Vaccination for Hepatitis C Virus

Closing in on an Evasive Target

John Halliday; Paul Klenerman; Eleanor Barnes

Disclosures

Expert Rev Vaccines. 2011;10(5):659-672. 

In This Article

DNA Vaccines

In 2001, the first DNA vaccine was licensed for use to protect horses from West Nile virus.[93] Initial work in the decade leading up to this significant accomplishment demonstrated that injection of a plasmid containing a gene could effectively result in protein expression in vivo and subsequently induce a host immune response.[94–96] Substantial research efforts have been aimed at developing an effective hepatitis C DNA vaccine (Table 3).[97]

Unfortunately, the initial success observed with DNA vaccination-induced immunity in mice did not translate well into similar results in humans – probably, in part, because the efficacy of DNA uptake and gene expression decreases as the size of the immunized host grows.[98,99] Subsequently, several methods were developed to improve DNA delivery and hence immunogenicity. These methods include:

  • Biolistic technology (biological ballistic or 'gene gun'): tungsten particles are loaded with genetic material and, using a device known as a particle gun, fired at living plant cells.[100] This resulted in delivery of DNA into a proportion of plant cells. In 2000, a clinical trial using a gene gun for DNA vaccination against hepatitis B was performed with successful induction of protective humoral immunity as well as hepatitis B surface antigen-specific T-cell responses;[101]

  • Electroporation (EP): electrical impulses create transient pores in living cells and subsequently allow delivery of DNA across the cell membrane. The local damage to cell membranes is also thought to enhance the local inflammatory response.[102–104] EP, at least in mice, is said to enhance the immunogenic response by DNA vaccination tenfold. This method has been successfully used in DNA vaccine trials in prostate cancer and is currently under evaluation in a Phase I/II HCV trial.[105]

The first DNA-based vaccine to reach clinical trial for HCV infection did not employ either of these adjuvant vaccine delivery techniques. This Phase I trial based in Cuba evaluated a vaccine (CICGB-230) combining plasmid expressing HCV structural antigens (core/E1/E2) with recombinant core protein (Co.120).[106] A total of 15 patients with HCV genotype-1 infection who had previously failed PEG-IFN/ribavirin therapy received monthly intramuscular injections for 6 months. The vaccine was well tolerated. The T-cell response to the vaccine components (as well as NS3) was measured using ELISpot and proliferation assays 1 month following the final vaccine. Although low levels of T-cell immunity were observed in 11 patients, others showed a reduction in responses. Six patients developed weak de novo neutralizing antibody responses against heterologous viral pseudoparticles. Only one patient had a drop in viral load of >1 log10. In addition, the authors reported stabilization or improvement in liver histology, however, the absence of a control arm makes this finding difficult to interpret.

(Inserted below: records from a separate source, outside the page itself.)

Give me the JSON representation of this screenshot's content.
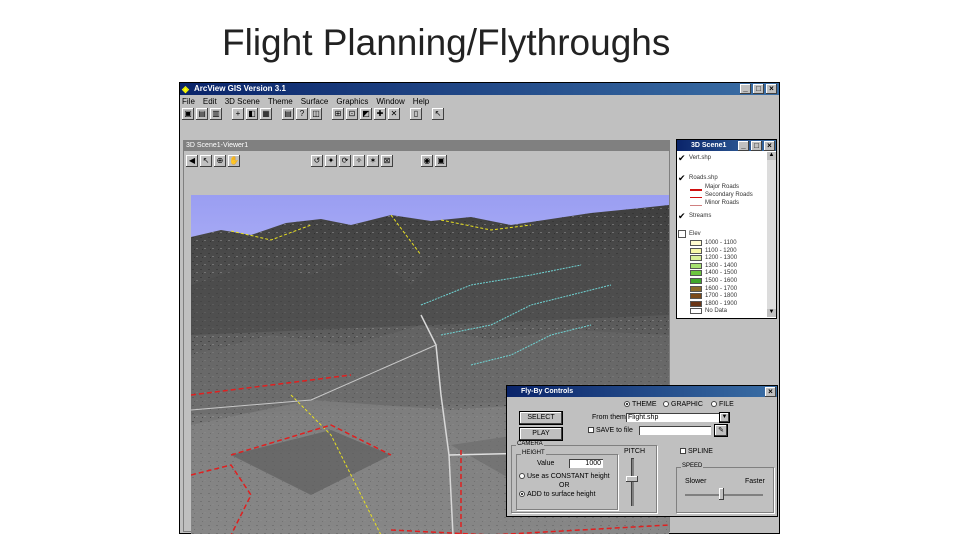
{
  "slide": {
    "title": "Flight Planning/Flythroughs"
  },
  "app": {
    "title": "ArcView GIS Version 3.1",
    "menu": [
      "File",
      "Edit",
      "3D Scene",
      "Theme",
      "Surface",
      "Graphics",
      "Window",
      "Help"
    ],
    "view_title": "3D Scene1-Viewer1"
  },
  "legend": {
    "title": "3D Scene1",
    "themes": [
      "Vert.shp",
      "Roads.shp",
      "Streams",
      "Elev"
    ],
    "road_classes": [
      "Major Roads",
      "Secondary Roads",
      "Minor Roads"
    ],
    "elev_classes": [
      "1000 - 1100",
      "1100 - 1200",
      "1200 - 1300",
      "1300 - 1400",
      "1400 - 1500",
      "1500 - 1600",
      "1600 - 1700",
      "1700 - 1800",
      "1800 - 1900",
      "No Data"
    ],
    "elev_colors": [
      "#fffcd0",
      "#f6f7a8",
      "#d9f09a",
      "#a6e070",
      "#6cc63f",
      "#3fa62b",
      "#8a6a2a",
      "#7a4a1a",
      "#6a3516",
      "#ffffff"
    ]
  },
  "flyby": {
    "title": "Fly-By Controls",
    "modes": [
      "THEME",
      "GRAPHIC",
      "FILE"
    ],
    "selected_mode": "THEME",
    "buttons": {
      "select": "SELECT",
      "play": "PLAY"
    },
    "from_theme_label": "From theme",
    "from_theme_value": "Flight.shp",
    "save_label": "SAVE to file",
    "camera_group": "CAMERA",
    "height_group": "HEIGHT",
    "value_label": "Value",
    "value": "1000",
    "use_constant_label": "Use as CONSTANT height",
    "or_label": "OR",
    "add_to_surface_label": "ADD to surface height",
    "pitch_label": "PITCH",
    "spline_label": "SPLINE",
    "speed_group": "SPEED",
    "slower_label": "Slower",
    "faster_label": "Faster"
  }
}
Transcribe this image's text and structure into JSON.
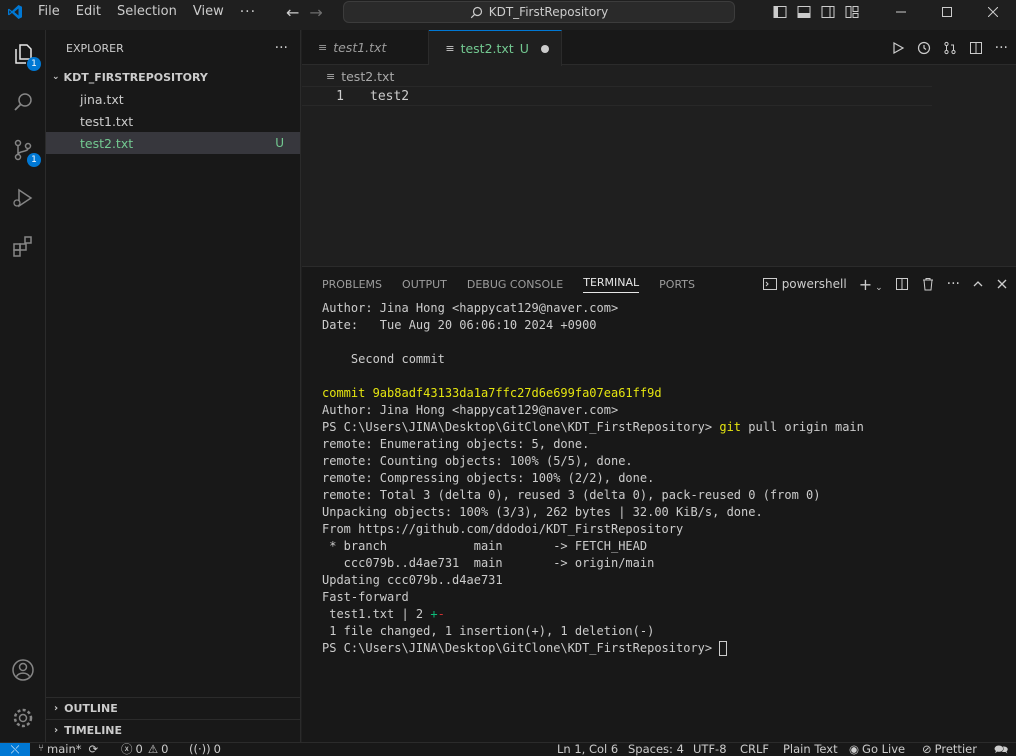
{
  "titlebar": {
    "menu": [
      "File",
      "Edit",
      "Selection",
      "View"
    ],
    "more": "···",
    "search": "KDT_FirstRepository"
  },
  "activity": {
    "explorer_badge": "1",
    "scm_badge": "1"
  },
  "sidebar": {
    "title": "EXPLORER",
    "more": "···",
    "folder": "KDT_FIRSTREPOSITORY",
    "files": [
      {
        "name": "jina.txt",
        "status": ""
      },
      {
        "name": "test1.txt",
        "status": ""
      },
      {
        "name": "test2.txt",
        "status": "U"
      }
    ],
    "outline": "OUTLINE",
    "timeline": "TIMELINE"
  },
  "editor": {
    "tabs": [
      {
        "label": "test1.txt",
        "status": ""
      },
      {
        "label": "test2.txt",
        "status": "U"
      }
    ],
    "breadcrumb": "test2.txt",
    "line_number": "1",
    "code": "test2"
  },
  "panel": {
    "tabs": [
      "PROBLEMS",
      "OUTPUT",
      "DEBUG CONSOLE",
      "TERMINAL",
      "PORTS"
    ],
    "active_tab": "TERMINAL",
    "shell": "powershell",
    "terminal": {
      "l1": "Author: Jina Hong <happycat129@naver.com>",
      "l2": "Date:   Tue Aug 20 06:06:10 2024 +0900",
      "l3": "",
      "l4": "    Second commit",
      "l5": "",
      "l6": "commit 9ab8adf43133da1a7ffc27d6e699fa07ea61ff9d",
      "l7": "Author: Jina Hong <happycat129@naver.com>",
      "l8_prompt": "PS C:\\Users\\JINA\\Desktop\\GitClone\\KDT_FirstRepository> ",
      "l8_cmd": "git",
      "l8_args": " pull origin main",
      "l9": "remote: Enumerating objects: 5, done.",
      "l10": "remote: Counting objects: 100% (5/5), done.",
      "l11": "remote: Compressing objects: 100% (2/2), done.",
      "l12": "remote: Total 3 (delta 0), reused 3 (delta 0), pack-reused 0 (from 0)",
      "l13": "Unpacking objects: 100% (3/3), 262 bytes | 32.00 KiB/s, done.",
      "l14": "From https://github.com/ddodoi/KDT_FirstRepository",
      "l15": " * branch            main       -> FETCH_HEAD",
      "l16": "   ccc079b..d4ae731  main       -> origin/main",
      "l17": "Updating ccc079b..d4ae731",
      "l18": "Fast-forward",
      "l19_a": " test1.txt | 2 ",
      "l19_plus": "+",
      "l19_minus": "-",
      "l20": " 1 file changed, 1 insertion(+), 1 deletion(-)",
      "l21_prompt": "PS C:\\Users\\JINA\\Desktop\\GitClone\\KDT_FirstRepository> "
    }
  },
  "statusbar": {
    "branch": "main*",
    "errors": "0",
    "warnings": "0",
    "ports": "0",
    "position": "Ln 1, Col 6",
    "spaces": "Spaces: 4",
    "encoding": "UTF-8",
    "eol": "CRLF",
    "language": "Plain Text",
    "golive": "Go Live",
    "prettier": "Prettier"
  },
  "colors": {
    "accent": "#0078d4",
    "untracked": "#73c991",
    "terminal_yellow": "#e5e510",
    "terminal_green": "#0dbc79",
    "terminal_red": "#cd3131"
  }
}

The second HCV DNA-based vaccine (ChronVac-C, Tripep) to reach human trials employed electroporation to enhance the immunogenicity of intramuscular injection of plasmid expressing HCV antigens NS3/4a. Extensive codon modification was undertaken to allow effective DNA expression and enhance in vivo T-cell responses. A total of 12, treatment-naive, genotype-1 HCV-infected patients with a low viral load (<800,000 IU/ml) received four monthly doses of DNA (three groups: 167, 500 and 1500 µg) in this Phase I/IIa clinical trial. Preliminary results from this trial were reported in 2009.[105] A total of 67% (four out of six) of patients who received the higher doses had reductions in viral load exceeding 0.5 log10 lasting for 2 to more than 10 weeks, with corresponding activation of T-cell responses in three of these patients. No severe adverse reactions were observed.